Based on the clinicians survey of identified BH4 deficiency patients in Australia and the low prevalence of BH4 deficiency (BH4 deficiency is routinely screened for in newborns in Australia detecting 1-2 cases per million infants i.e. one case every 2-4 years), the PBAC considered that the submission’s estimate maybe an overestimate.

The PBAC noted that the estimated cost per life year gained is between $45,000 and $75,000 based on assumptions that patients are treated from infancy to 81 years of age and the base case cost/patient/year of sapropterin was between $45,000 and $75,000.

The PBAC considered that the costs and utilisation of sapropterin presented in the submission are uncertain.  Particularly as these factors will be predominantly influenced by paediatric requirements over the first 5 years of listing whereas the estimates in the submission assume a uniform distribution of patients over all ages (0-81years), and are therefore primarily influenced by adult requirements.

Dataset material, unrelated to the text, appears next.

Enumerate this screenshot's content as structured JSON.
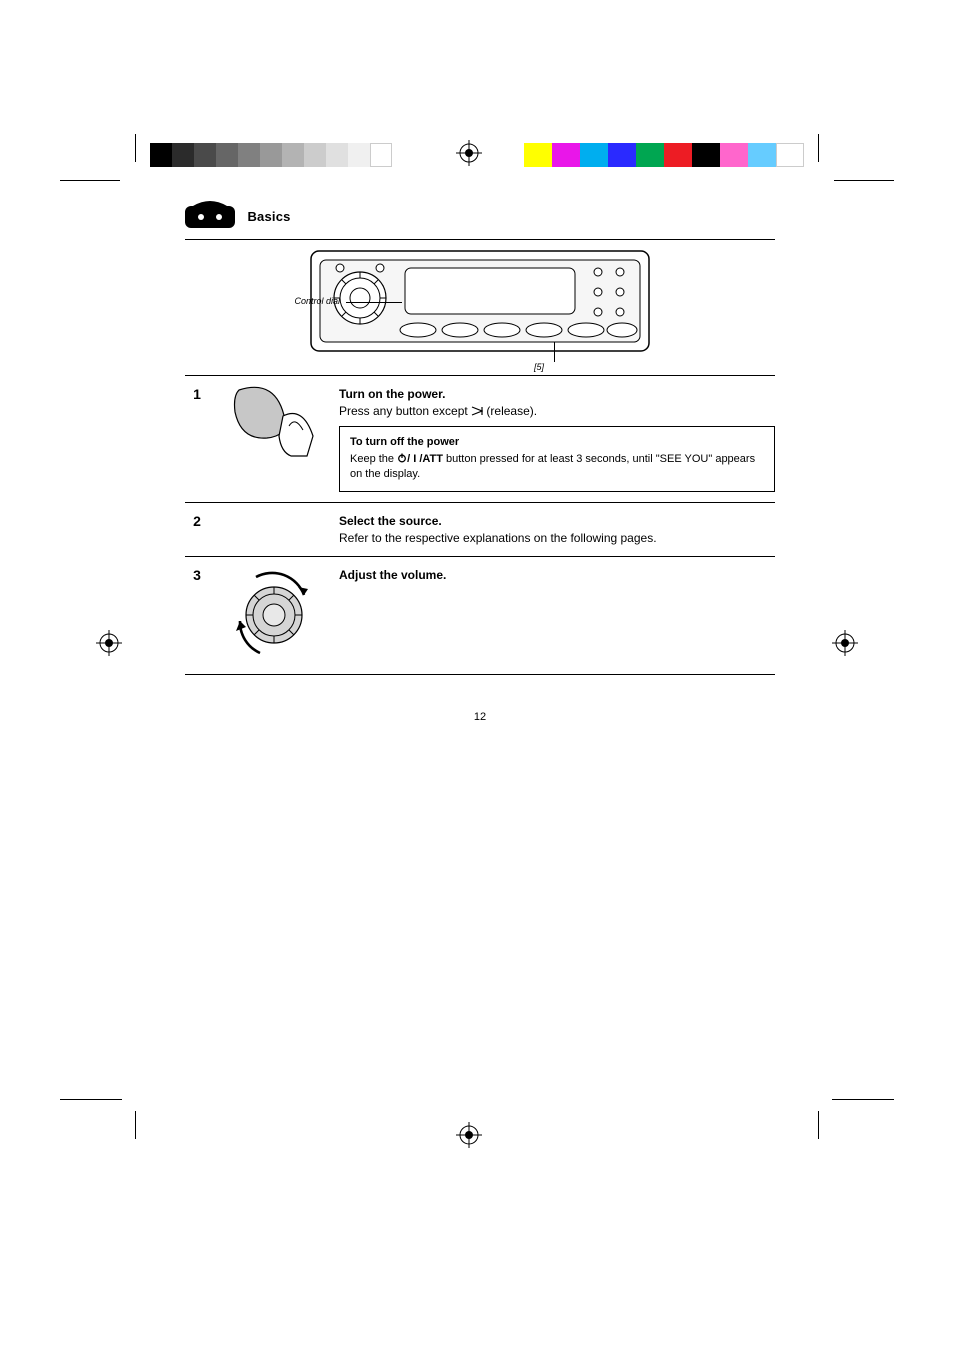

The PBAC noted that due to the high cost of sapropterin it would not be considered cost effective for listing on the PBS and hence proceeded to consider the possible inclusion of sapropterin on the LSDP. 

The PBAC was satisfied that the submission appropriately addresses and fulfils criteria 1 through 8 of the LSDP criteria.  The PBAC noted that risk share agreements are a requirement of listing through the LSDP.

In regard to LSDP criteria B1, the PBAC was concerned that the proposed price of the drug was higher when compared with the effective price of the drug in some comparable overseas markets.  The PBAC particularly noted the lower price available online from Canada. 

The PBAC also requested that the sponsor provide information regarding the appropriateness of the 100 mg soluble tablet particularly for paediatric patients and clarify whether there is the possibility of wastage.  The PBAC was also interested in stability data for the solution formed by dissolving the tablet, particularly as in reality the patient could retain any remaining solution for the next dose.

The PBAC therefore deferred the submission so that discussion could take place with the sponsor regarding price, noting that further information regarding dissolution stability data and wastage could inform this discussion.

Recommendation:
Defer

13. Context for Decision
The PBAC helps decide whether and, if so, how medicines should be subsidised in Australia. It considers submissions in this context. A PBAC decision not to recommend listing or not to recommend changing a listing does not represent a final PBAC view about the merits of the medicine. A company can resubmit to the PBAC or seek independent review of the PBAC decision.

14. Sponsor’s Comment
Merck Serono is pleased to continue working with the PBAC and the Department to ensure timely access to Kuvan, through the LSDP, for patients with this rare and serious condition.